Les données du sondage ont été pondérées en fonction du milieu (urbain/rural), du sexe et de la localisation géographique des répondants afin que la distribution de ces variables corresponde le plus possible aux données démographiques de l’Institut national de la statistique (INS) et de la Ceni, avec une différence de moins de 1 % pour les localisations géographiques. Les résultats de l’enquête indiquent qu’il n’y a pas de différence significative entre les données pondérées et les données brutes. Cinquante enquêteurs et six contrôleurs formés en interne dans les techniques d’enquête dite-Computer Assisted Telephone Interview (CATI), ont effectué les interviews téléphoniques et la supervision de cette enquête. Les questionnaires ont été conçus en reprenant une série de questions posées lors des enquêtes précédentes du GEC – BERCI, notamment celles relatives à l’an 1, l’an 2 et l’an 3 de Félix Tshisekedi au pouvoir, afin de pouvoir faire une analyse comparative dans la mesure du possible.

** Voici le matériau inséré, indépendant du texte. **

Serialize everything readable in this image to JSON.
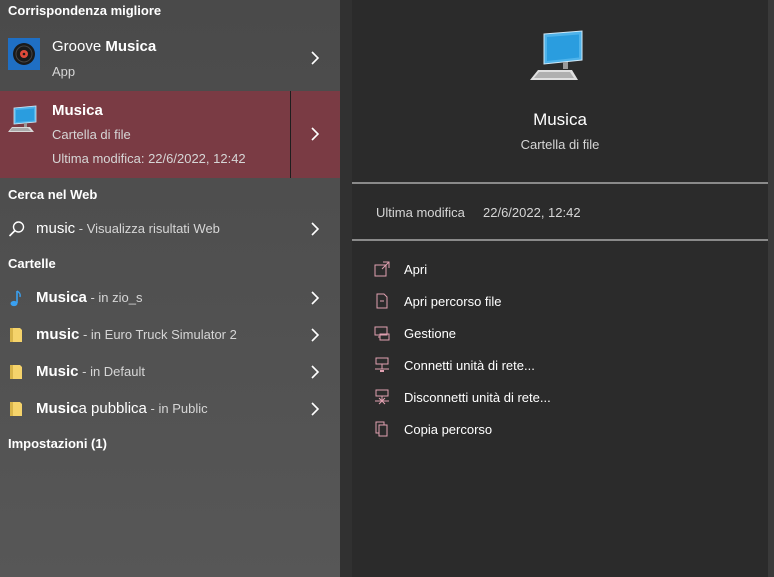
{
  "colors": {
    "selected_bg": "#7a3b44",
    "action_icon": "#e0a0b0",
    "folder_yellow": "#f5d36b",
    "music_note": "#3aa0f0"
  },
  "left": {
    "best_match_header": "Corrispondenza migliore",
    "best_match": [
      {
        "title_bold": "Musica",
        "title_prefix": "Groove ",
        "title_suffix": "",
        "subtitle": "App",
        "icon": "groove-music-icon"
      },
      {
        "title_bold": "Musica",
        "title_prefix": "",
        "title_suffix": "",
        "subtitle": "Cartella di file",
        "subtitle2": "Ultima modifica: 22/6/2022, 12:42",
        "icon": "computer-icon"
      }
    ],
    "web_header": "Cerca nel Web",
    "web_result": {
      "term": "music",
      "suffix": " - Visualizza risultati Web",
      "icon": "search-icon"
    },
    "folders_header": "Cartelle",
    "folders": [
      {
        "bold": "Musica",
        "rest": "",
        "suffix": " - in zio_s",
        "icon": "music-note-icon"
      },
      {
        "bold": "music",
        "rest": "",
        "suffix": " - in Euro Truck Simulator 2",
        "icon": "folder-icon"
      },
      {
        "bold": "Music",
        "rest": "",
        "suffix": " - in Default",
        "icon": "folder-icon"
      },
      {
        "bold": "Music",
        "rest": "a pubblica",
        "suffix": " - in Public",
        "icon": "folder-icon"
      }
    ],
    "settings_header": "Impostazioni (1)"
  },
  "detail": {
    "title": "Musica",
    "subtitle": "Cartella di file",
    "meta_label": "Ultima modifica",
    "meta_value": "22/6/2022, 12:42",
    "actions": [
      {
        "label": "Apri",
        "icon": "open-icon"
      },
      {
        "label": "Apri percorso file",
        "icon": "file-location-icon"
      },
      {
        "label": "Gestione",
        "icon": "manage-icon"
      },
      {
        "label": "Connetti unità di rete...",
        "icon": "map-drive-icon"
      },
      {
        "label": "Disconnetti unità di rete...",
        "icon": "disconnect-drive-icon"
      },
      {
        "label": "Copia percorso",
        "icon": "copy-path-icon"
      }
    ]
  }
}
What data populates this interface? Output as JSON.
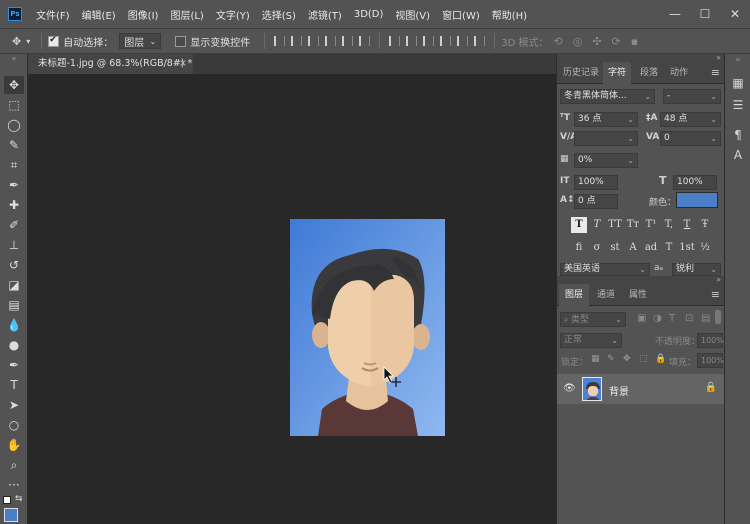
{
  "menubar": {
    "logo": "Ps",
    "items": [
      "文件(F)",
      "编辑(E)",
      "图像(I)",
      "图层(L)",
      "文字(Y)",
      "选择(S)",
      "滤镜(T)",
      "3D(D)",
      "视图(V)",
      "窗口(W)",
      "帮助(H)"
    ],
    "window_controls": [
      "—",
      "☐",
      "✕"
    ]
  },
  "options": {
    "auto_select_label": "自动选择：",
    "auto_select_value": "图层",
    "show_transform_label": "显示变换控件",
    "mode_3d_label": "3D 模式："
  },
  "document": {
    "tab_title": "未标题-1.jpg @ 68.3%(RGB/8#) *",
    "close": "×"
  },
  "character_panel": {
    "tabs": [
      "历史记录",
      "字符",
      "段落",
      "动作"
    ],
    "active_tab": "字符",
    "font_family": "冬青黑体简体...",
    "font_style": "-",
    "font_size": "36 点",
    "leading": "48 点",
    "kerning": "",
    "tracking": "0",
    "scale_percent": "0%",
    "vertical_scale": "100%",
    "horizontal_scale": "100%",
    "baseline_shift": "0 点",
    "color_label": "颜色：",
    "color_value": "#4a7fc8",
    "style_buttons": [
      "T",
      "T",
      "TT",
      "Tт",
      "T¹",
      "T,",
      "T",
      "Ŧ"
    ],
    "opentype_buttons": [
      "fi",
      "σ",
      "st",
      "A",
      "ad",
      "T",
      "1st",
      "½"
    ],
    "language": "美国英语",
    "antialias": "锐利",
    "aa_label": "aₐ"
  },
  "layers_panel": {
    "tabs": [
      "图层",
      "通道",
      "属性"
    ],
    "active_tab": "图层",
    "filter_kind": "类型",
    "blend_mode": "正常",
    "opacity_label": "不透明度：",
    "opacity_value": "100%",
    "lock_label": "锁定：",
    "fill_label": "填充：",
    "fill_value": "100%",
    "layers": [
      {
        "name": "背景",
        "visible": true,
        "locked": true
      }
    ]
  }
}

Toutes les interviews sont réalisées à l’aide de tablettes électroniques et téléchargées directement sur un serveur hébergé à distance par Ona.io, accessibles à tous en temps réel. La base des données téléphoniques utilisée pour atteindre les répondants dans les 26 provinces et sur 145 territoires que compte la RDC a été constituée lors des enquêtes face à face aux domiciles des répondants, réalisées par Berci et le GEC en 2016, puis en 2022 par Berci, le GEC et Ebuteli auprès d’un échantillon de 5.335 personnes. La méthodologie de dénombrement des ménages a été utilisée pour donner la même chance à chaque personne habitant le village ou le quartier tiré d’être éligible. La méthode d’anniversaire était appliquée pour le choix de la personne à enquêter, alors que celle de quotas a permis de garantir l’équilibre entre les genres.